Irak Savaşı’nın başlamasından on yıl sonra, hareket üzerine bir makale için bir dizi canlı kalkanla röportaj yapıldı. Hiçbiri eyleme katıldığı için pişman değildi. Bombardımanlar süresince Bağdat’ın güneyinde olan Eric Levy, “Yapılması gereken doğru şeydi” diyordu: “Savaş yasa dışı ve ahlaksızdı. İstilayı durdurmayı başaramadık ama kendimizi tehlikeye atarak dünyaya açık bir mesaj gönderdik. Umarım yankılanmaya devam edecek bir mesajdır” diyordu.
Neredeyse bir yüzyıl
Yalnızca Irak savaşı değil; bir Yahudi olduğu halde Levy, Filistin davasının da yanında durdu. Siyonizmin “Tanrı bize bu toprakları verdi” dogmalarını her zaman eleştirdi. “Bugünün ezilen ve sömürülen halkları için savaşmalıyız” diyordu ve Filistinlilerin birçok eylemine katıldı. 2010’da yazdığı bir mektupta, “Dünyanın hiçbir yerinde bir ‘üstün ırk’ devleti olmamalı. Duyduğum en iyi öneri, laik bir devlet, demokratik bir Filistin, çok etnikli demokratik bir ülke” diye yazıyordu.

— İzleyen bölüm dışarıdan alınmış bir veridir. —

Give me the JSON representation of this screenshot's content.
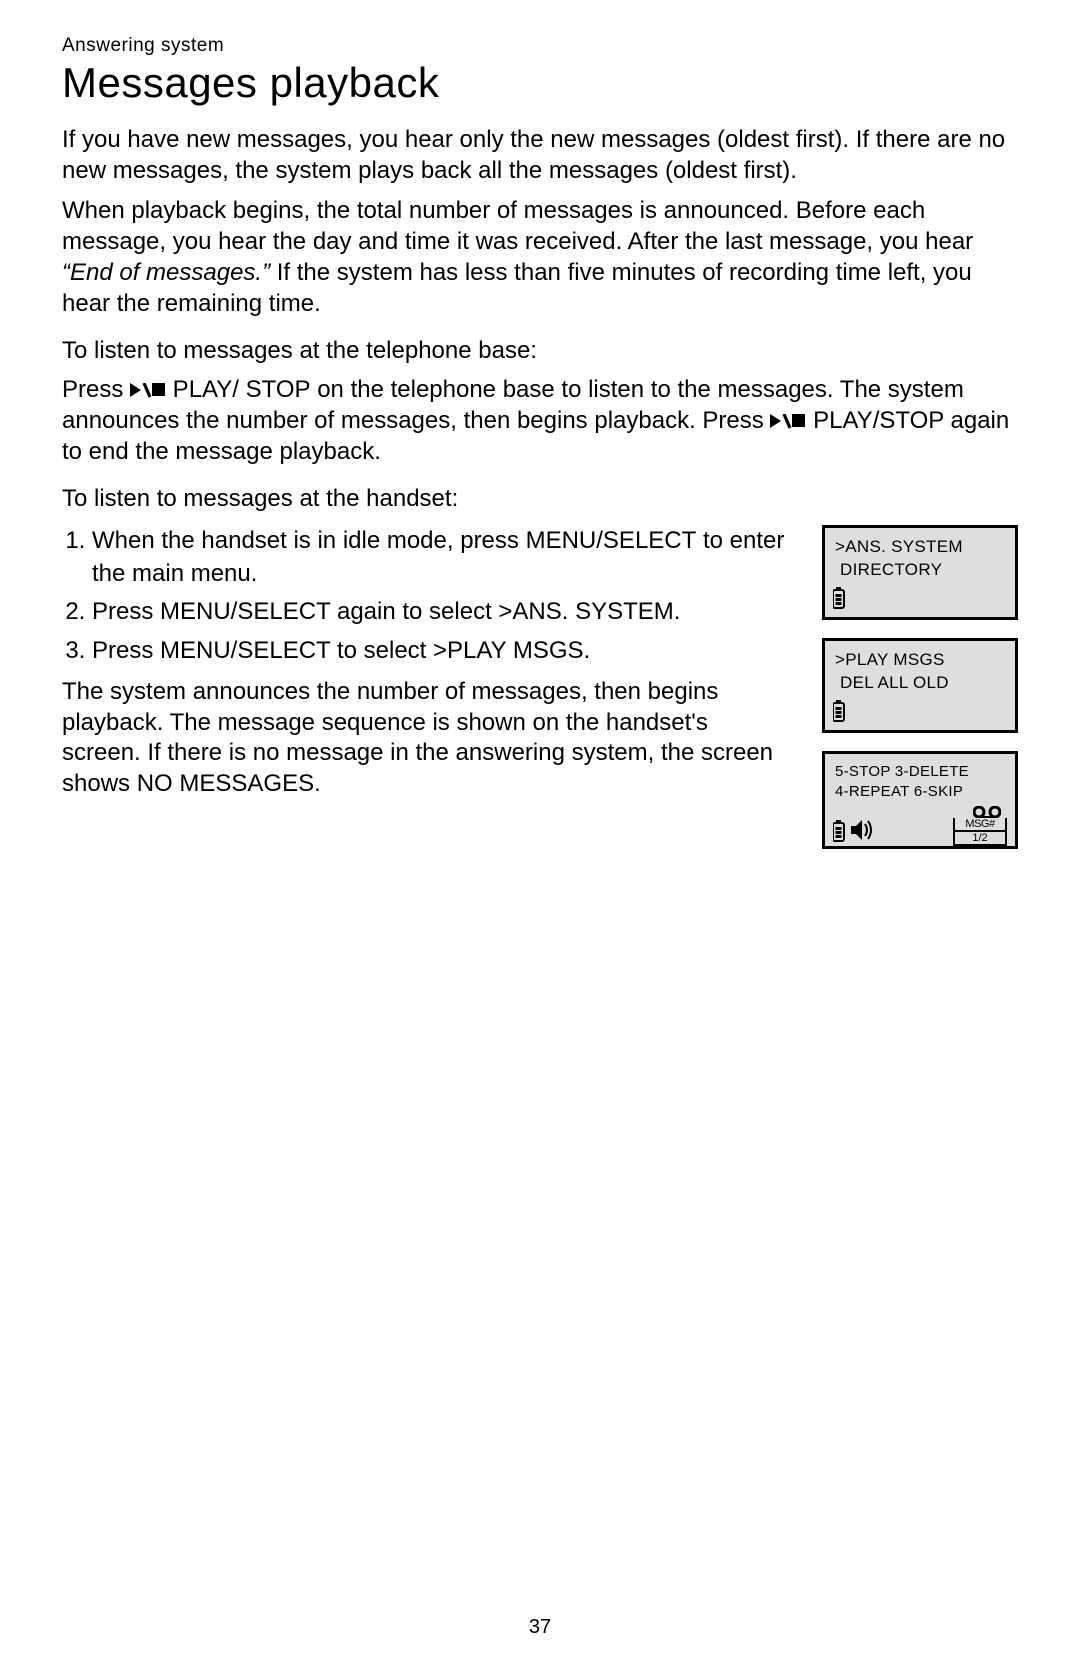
{
  "header": {
    "pretitle": "Answering system",
    "title": "Messages playback"
  },
  "intro": {
    "p1": "If you have new messages, you hear only the new messages (oldest first). If there are no new messages, the system plays back all the messages (oldest first).",
    "p2a": "When playback begins, the total number of messages is announced. Before each message, you hear the day and time it was received. After the last message, you hear ",
    "p2_em": "“End of messages.”",
    "p2b": " If the system has less than five minutes of recording time left, you hear the remaining time."
  },
  "base": {
    "heading": "To listen to messages at the telephone base:",
    "p_a": "Press ",
    "p_b": " PLAY/",
    "p_c": " STOP",
    "p_d": " on the telephone base to listen to the messages. The system announces the number of messages, then begins playback. Press ",
    "p_e": " PLAY",
    "p_f": "/STOP again to end the message playback."
  },
  "handset": {
    "heading": "To listen to messages at the handset:",
    "step1a": "When the handset is in idle mode, press ",
    "step1_btn1": "MENU/",
    "step1_btn2": "SELECT",
    "step1b": " to enter the main menu.",
    "step2a": "Press ",
    "step2_btn": "MENU/",
    "step2_btn2": "SELECT",
    "step2b": " again to select ",
    "step2_sel": ">ANS. SYSTEM",
    "step2c": ".",
    "step3a": "Press ",
    "step3_btn": "MENU/",
    "step3_btn2": "SELECT",
    "step3b": " to select ",
    "step3_sel": ">PLAY MSGS",
    "step3c": ".",
    "after_a": "The system announces the number of messages, then begins playback. The message sequence is shown on the handset's screen. If there is no message in the answering system, the screen shows ",
    "after_b": "NO MESSAGES",
    "after_c": "."
  },
  "screens": {
    "s1": {
      "l1": ">ANS. SYSTEM",
      "l2": " DIRECTORY"
    },
    "s2": {
      "l1": ">PLAY MSGS",
      "l2": " DEL ALL OLD"
    },
    "s3": {
      "l1": "5-STOP  3-DELETE",
      "l2": "4-REPEAT 6-SKIP",
      "msglabel": "MSG#",
      "msgnum": "1/2"
    }
  },
  "pagenum": "37"
}
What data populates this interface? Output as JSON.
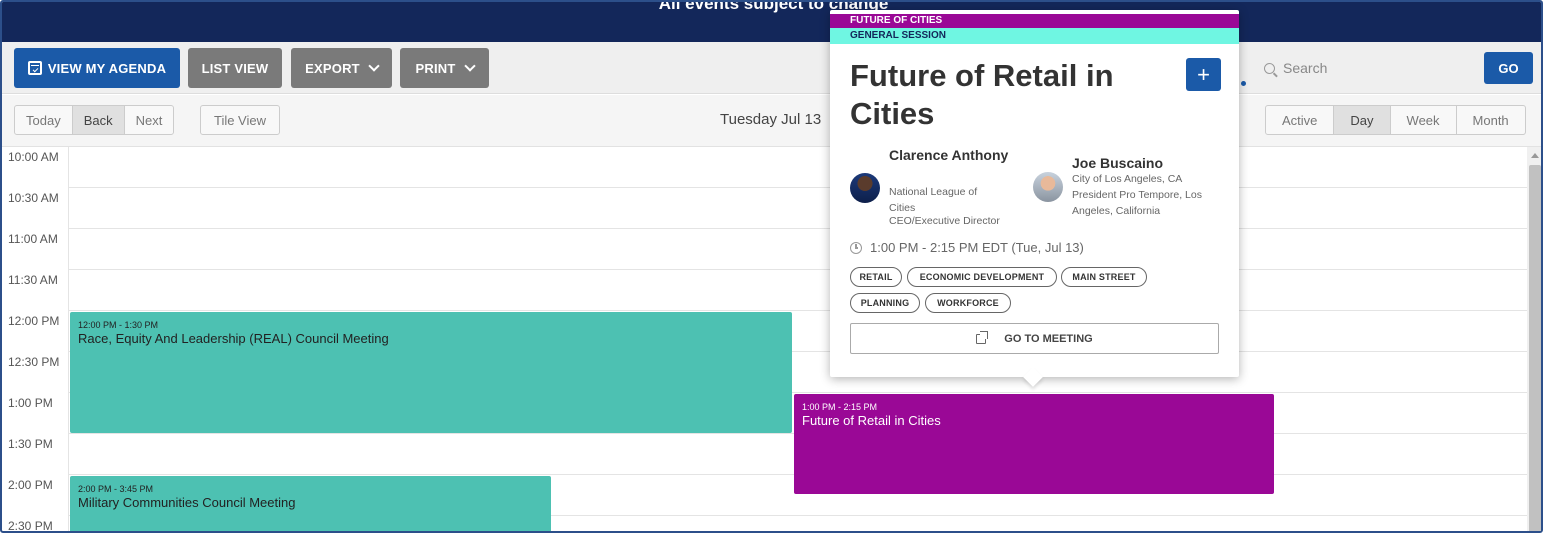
{
  "banner": {
    "text": "All events subject to change"
  },
  "toolbar": {
    "view_agenda": "VIEW MY AGENDA",
    "list_view": "LIST VIEW",
    "export": "EXPORT",
    "print": "PRINT",
    "search_placeholder": "Search",
    "go": "GO"
  },
  "nav": {
    "today": "Today",
    "back": "Back",
    "next": "Next",
    "tile_view": "Tile View",
    "date": "Tuesday Jul 13",
    "views": [
      "Active",
      "Day",
      "Week",
      "Month"
    ],
    "active_view": "Day"
  },
  "times": [
    "10:00 AM",
    "10:30 AM",
    "11:00 AM",
    "11:30 AM",
    "12:00 PM",
    "12:30 PM",
    "1:00 PM",
    "1:30 PM",
    "2:00 PM",
    "2:30 PM"
  ],
  "events": [
    {
      "time": "12:00 PM - 1:30 PM",
      "title": "Race, Equity And Leadership (REAL) Council Meeting",
      "color": "#4dc1b2"
    },
    {
      "time": "1:00 PM - 2:15 PM",
      "title": "Future of Retail in Cities",
      "color": "#9a0896"
    },
    {
      "time": "2:00 PM - 3:45 PM",
      "title": "Military Communities Council Meeting",
      "color": "#4dc1b2"
    }
  ],
  "popup": {
    "track": "FUTURE OF CITIES",
    "session_type": "GENERAL SESSION",
    "title": "Future of Retail in Cities",
    "plus": "+",
    "speakers": [
      {
        "name": "Clarence Anthony",
        "org": "National League of Cities",
        "role": "CEO/Executive Director"
      },
      {
        "name": "Joe Buscaino",
        "org": "City of Los Angeles, CA",
        "role": "President Pro Tempore, Los Angeles, California"
      }
    ],
    "time": "1:00 PM - 2:15 PM EDT (Tue, Jul 13)",
    "tags": [
      "RETAIL",
      "ECONOMIC DEVELOPMENT",
      "MAIN STREET",
      "PLANNING",
      "WORKFORCE"
    ],
    "go_to_meeting": "GO TO MEETING"
  },
  "colors": {
    "navy": "#13275a",
    "primary_blue": "#1b5aa8",
    "teal": "#4dc1b2",
    "purple": "#9a0896",
    "session_cyan": "#6ff6e2"
  }
}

Levy, mektubunun sonunda, “Son olarak, dindar olmayan ama Yahudi kökenli, çocukluğunu Mısır’da yaşamış biri olarak kişisel deneyimimle bitirmek istiyorum” diyor ve Muhammed Ali’ye atıf yaparak onun “Hiçbir Vietnamlı bana zenci demedi” sözünü hatırlatıyordu. Muhammed Ali’nin sözüne eklediği ise şuydu: “Kesinlikle doğru! Ben de ‘Hiçbir Arap bana pis Yahudi demedi’ diyorum.”
Kendini hiçbir zaman cesur biri olarak tanımlamadı Levy. O, daha çok, gerçekten cesaret gösterenlerin destekleyicisiydi. Assange sorununa da öyle el attı. 93 yaşında tutuklamalar ve baskılar altında geçen hayatını kaybettiğinde ise geride bir barış savaşçısının saygın anısını bıraktı.
Saygı ona ve onun gibi hiç uslanmayanlara!